I've come across this beautiful expression, I would like to share how nicely the function $\displaystyle\frac{1}{N}\displaystyle\sum_{j=1}^{N}{\sin(jx)}$ fits into $\displaystyle\frac{2}{Nx}$, for all x in ($-2\pi,2\pi$). But how can I prove it? I tried taking the derivative of the function to get its maximum value but got nowhere. I'm still a student who hasn't yet formally encountered the topics I may need to reach the solution: Since this place is full of experts I thought it was a good idea to post this problem here. Thanks in advance for your time.

Answer 1

Getting the sum is a fun exercise in algebra.

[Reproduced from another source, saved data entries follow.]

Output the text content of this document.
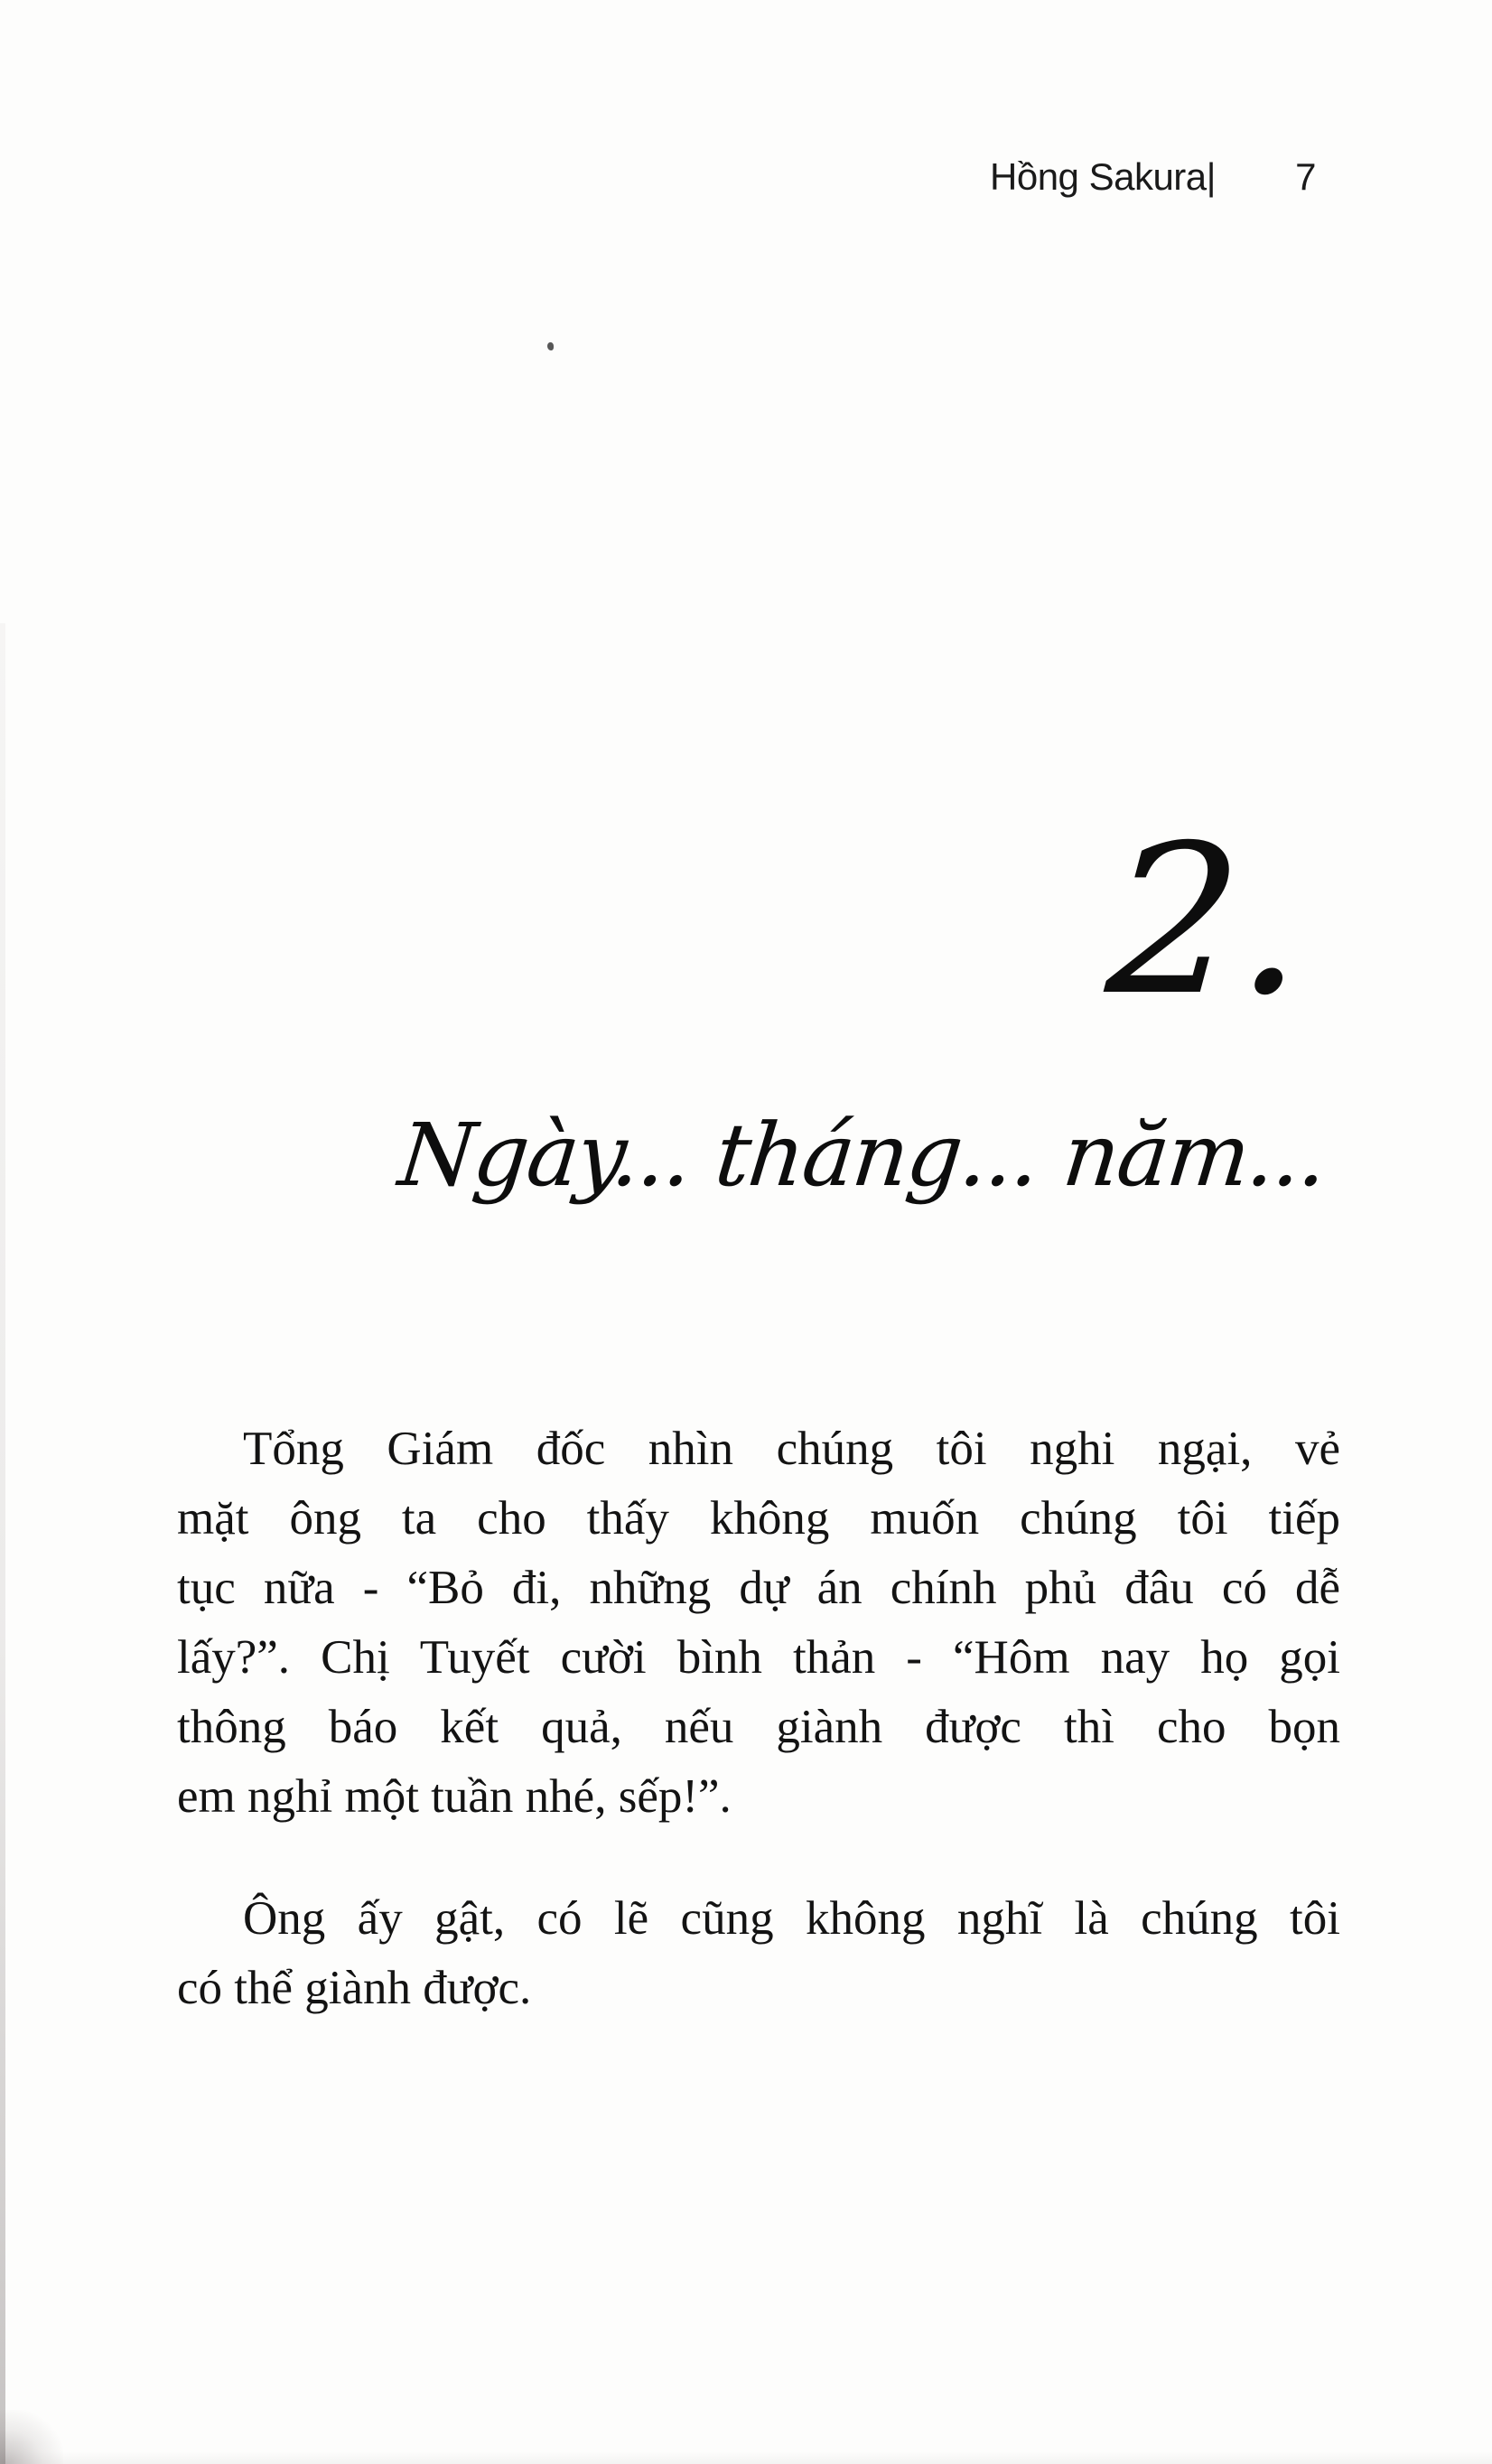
Hồng Sakura| 7
2.
Ngày... tháng... năm...
Tổng Giám đốc nhìn chúng tôi nghi ngại, vẻ
mặt ông ta cho thấy không muốn chúng tôi tiếp
tục nữa - “Bỏ đi, những dự án chính phủ đâu có dễ
lấy?”. Chị Tuyết cười bình thản - “Hôm nay họ gọi
thông báo kết quả, nếu giành được thì cho bọn
em nghỉ một tuần nhé, sếp!”.
Ông ấy gật, có lẽ cũng không nghĩ là chúng tôi
có thể giành được.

Using $\sin(kx) = \operatorname{Im}(e^{ikx})$

$$\sum_{k=1}^Ne^{ikx} = \frac{e^{i(N+1)x}-e^{ix}}{e^{ix}-1} = e^{i\left(N+1\right)\frac{x}{2}}\frac{\sin\left(N\frac{x}{2}\right)}{\sin\left(\frac{x}{2}\right)}$$

$$\implies \frac{1}{N}\sum_{k=1}^N\sin(kx) = \frac{\sin\left(N\frac{x}{2}\right)\sin\left((N+1)\frac{x}{2}\right)}{N\sin\left(\frac{x}{2}\right)}$$

Now an oscillatory envelope $f$ will always look like $f(x)g(x)$ where $g$ contains all of the oscillatory behavior so that the following holds

$$-|f| \leq f\cdot g \leq |f|$$

In this case the "non-oscillatory" part is the more slowly varying sine:

$$-\frac{1}{N}\csc\left(\frac{x}{2}\right)\leq\frac{\sin\left(N\frac{x}{2}\right)\sin\left((N+1)\frac{x}{2}\right)}{N\sin\left(\frac{x}{2}\right)}\leq \frac{1}{N}\csc\left(\frac{x}{2}\right)$$

for $x\in(-\pi,\pi)$, which is the actual function you are seeing. It relates to $\frac{2}{Nx}$ by small angle approximation.